What distinguishes bitcoin from the digital yuan?
China has often hinted at adding blockchain-related terminology into the digital yuan. But decentralization isn’t on the list. Both Bitcoin and the digital yuan enable peer-to-peer payments. In reality, that’s the only similarity. Since Bitcoin is built on a blockchain, it solves the problem of double-spending, and the digital yuan works more like cash than bank-connected digital money transactions. It matters since 84 percent of Chinese people already use a mobile wallet-compared to less than 41 percent of Americans.
According to Bloomberg Intelligence, WeChat Pay and Alipay account for about 90% of China’s $35 trillion mobile payment market. Banks, for example, are private financial middlemen. The digital yuan alters this. (On a personal note, I use WeChat for virtually all payments and money transfers in Shanghai. I rarely hold paper money and can’t remember the last time I was in a bank. It’s the same for most everyone I know.)
Bitcoin is decentralized
Contrarily, the digital yuan is predicated on the concept of “One Coin, Two Addresses, Three Centers.” The government lacks control over how, where and how much paper money is spent in China. This was somewhat solved with services such as WeChat and Alipay which are tied to Chinese banks. A digital yuan would potentially give the government the ability to further monitor citizen activities and movements of money.
Bitcoin is a popular trade and value storage asset
The digital yuan will be used daily. The government would closely monitor its price to ensure it accurately reflects the national currency, preventing traders from profiting from arbitrage or investors from hoarding it.
Aside from being banned in China since 2017, Bitcoin has never been used as a medium of trade. To date, not much has changed. However, due to low electricity costs, China has historically had the highest global percentage of Bitcoin miners (75.5% in September 2019). In May 2021, the Chinese government stated that it needed to “avoid and control financial risks.” Of course, that logic aligns with the digital yuan’s larger goals. In other words: Bitcoin bad. Digital yuan good!

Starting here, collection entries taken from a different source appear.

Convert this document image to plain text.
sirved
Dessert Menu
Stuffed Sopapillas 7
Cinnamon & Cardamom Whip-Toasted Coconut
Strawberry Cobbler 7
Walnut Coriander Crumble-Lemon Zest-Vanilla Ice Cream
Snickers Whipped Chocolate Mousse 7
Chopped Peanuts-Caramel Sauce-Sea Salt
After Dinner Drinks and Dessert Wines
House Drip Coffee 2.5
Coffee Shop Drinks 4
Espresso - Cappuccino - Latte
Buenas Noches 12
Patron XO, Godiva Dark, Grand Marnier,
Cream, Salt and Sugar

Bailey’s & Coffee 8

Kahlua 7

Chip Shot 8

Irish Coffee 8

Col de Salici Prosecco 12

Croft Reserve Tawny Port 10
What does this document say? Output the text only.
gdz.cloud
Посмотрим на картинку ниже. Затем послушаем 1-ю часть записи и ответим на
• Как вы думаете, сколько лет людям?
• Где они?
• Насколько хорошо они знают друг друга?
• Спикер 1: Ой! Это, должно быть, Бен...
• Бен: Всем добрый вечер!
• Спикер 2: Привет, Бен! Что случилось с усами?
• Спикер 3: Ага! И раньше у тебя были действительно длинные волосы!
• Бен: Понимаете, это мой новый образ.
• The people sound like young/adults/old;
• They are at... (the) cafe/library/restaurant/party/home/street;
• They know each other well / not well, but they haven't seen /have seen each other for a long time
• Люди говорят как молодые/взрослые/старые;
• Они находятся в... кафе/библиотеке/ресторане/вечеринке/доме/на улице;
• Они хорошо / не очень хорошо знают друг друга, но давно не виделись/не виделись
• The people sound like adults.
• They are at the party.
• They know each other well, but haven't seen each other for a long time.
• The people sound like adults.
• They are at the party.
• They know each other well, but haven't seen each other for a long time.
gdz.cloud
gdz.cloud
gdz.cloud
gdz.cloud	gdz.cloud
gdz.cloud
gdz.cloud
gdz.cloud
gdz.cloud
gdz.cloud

The global share of Chinese miners had already dropped to 46% in April 2021, indicating the trend had begun before the government’s crackdown. With Yunnan, Anhui, and Qinghai province outlawing Bitcoin mining (allegedly to cut carbon emissions!), with practically all mining activity in China halted in June of this year.
I write about blockchain, crypto, NFTs and other disruptive technologies and innovations.